Can This Elephant Be Cleaned Up?

(4 of 5)

But Boehner is no babe in the woods. He was one of Newt Gingrich's closest allies in bringing Republicans to power in 1994. When they took control of the House in 1995 after 40 years of Democratic rule, Boehner, as the House conference chairman, the No. 4 leadership position, was put in charge of building coalitions with business groups. He ran a meeting every Thursday of more than a dozen top business lobbyists in Washington. The relationship was mutually beneficial: House Republicans pushed through pro-business legislation, while the business groups provided campaign cash and grass-roots support to get bills passed. Boehner, who was part of the so-called Gang of Seven that had attacked Democrats for overdrafts from the House bank in the early 1990s, quickly became less known for his reform actions than for his closeness to lobbyists. He famously handed out campaign donations in the form of checks from tobacco lobbyists to members on the floor of the House in 1995. He now says it was a mistake he regrets. Boehner is best known for leading the House push on No Child Left Behind, the program championed by Bush that makes public schools accountable for student performance.

Blunt, former president of Southwest Baptist University, a small school in Missouri, has risen quickly through the leadership ranks since he entered the House in 1997. His close alliance with DeLay helped his ascent, though their relations have frayed in recent years as Blunt started to establish his own power base. As a House leader, he signed a letter, at the request of another member, opposing the construction of a casino in Louisiana that might have competed with a pair of casinos run by two Indian tribes represented by Abramoff. But the lobbyist favor that continues to dog Blunt is much closer to home. In the fall of 2002, Blunt infuriated House Republicans by trying to insert into a Homeland Security bill a provision that would have increased penalties on the sale of stolen cigarettes. The provision was strongly backed by Philip Morris, and Blunt was at the time dating Abigail Perlman, now his wife, who is a lobbyist for Altria, the parent company of Philip Morris. A Blunt aide denied that the Congressman was working at the direction of lobbyists.

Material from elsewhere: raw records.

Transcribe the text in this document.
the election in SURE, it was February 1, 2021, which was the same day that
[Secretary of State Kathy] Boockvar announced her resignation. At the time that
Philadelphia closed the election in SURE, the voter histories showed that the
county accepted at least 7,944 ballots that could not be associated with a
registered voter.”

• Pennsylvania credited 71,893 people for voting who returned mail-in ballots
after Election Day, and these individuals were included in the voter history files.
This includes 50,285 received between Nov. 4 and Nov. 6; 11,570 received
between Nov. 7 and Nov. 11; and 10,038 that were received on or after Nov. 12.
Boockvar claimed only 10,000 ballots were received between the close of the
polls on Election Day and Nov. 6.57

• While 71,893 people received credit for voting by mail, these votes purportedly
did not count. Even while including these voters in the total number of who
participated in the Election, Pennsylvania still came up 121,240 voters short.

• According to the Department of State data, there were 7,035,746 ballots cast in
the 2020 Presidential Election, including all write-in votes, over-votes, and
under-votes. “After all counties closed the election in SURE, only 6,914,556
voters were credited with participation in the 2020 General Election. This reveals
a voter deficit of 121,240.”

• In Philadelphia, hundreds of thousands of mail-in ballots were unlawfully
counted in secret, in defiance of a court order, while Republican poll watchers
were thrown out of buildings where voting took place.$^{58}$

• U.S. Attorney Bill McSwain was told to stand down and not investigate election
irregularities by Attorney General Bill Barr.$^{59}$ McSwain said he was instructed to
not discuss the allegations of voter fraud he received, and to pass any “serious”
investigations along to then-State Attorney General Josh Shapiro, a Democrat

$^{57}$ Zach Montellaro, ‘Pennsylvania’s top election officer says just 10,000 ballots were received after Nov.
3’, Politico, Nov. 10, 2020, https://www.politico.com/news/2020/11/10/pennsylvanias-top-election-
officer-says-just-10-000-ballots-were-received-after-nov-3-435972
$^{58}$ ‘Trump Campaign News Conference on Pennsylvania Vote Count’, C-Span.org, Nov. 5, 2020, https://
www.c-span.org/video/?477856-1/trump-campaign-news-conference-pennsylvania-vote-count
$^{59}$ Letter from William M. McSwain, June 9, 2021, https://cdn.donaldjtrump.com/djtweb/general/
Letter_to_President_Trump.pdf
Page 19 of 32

Shadegg has the strongest reform credentials of the three contenders. He entered Congress in the famous class of 1994, which campaigned on a pledge to reform Washington after years of Democratic rule. He once headed the caucus of the House's most conservative members of Congress and often angered Republican congressional leaders by opposing bills that included pork-barrel projects that would increase the deficit.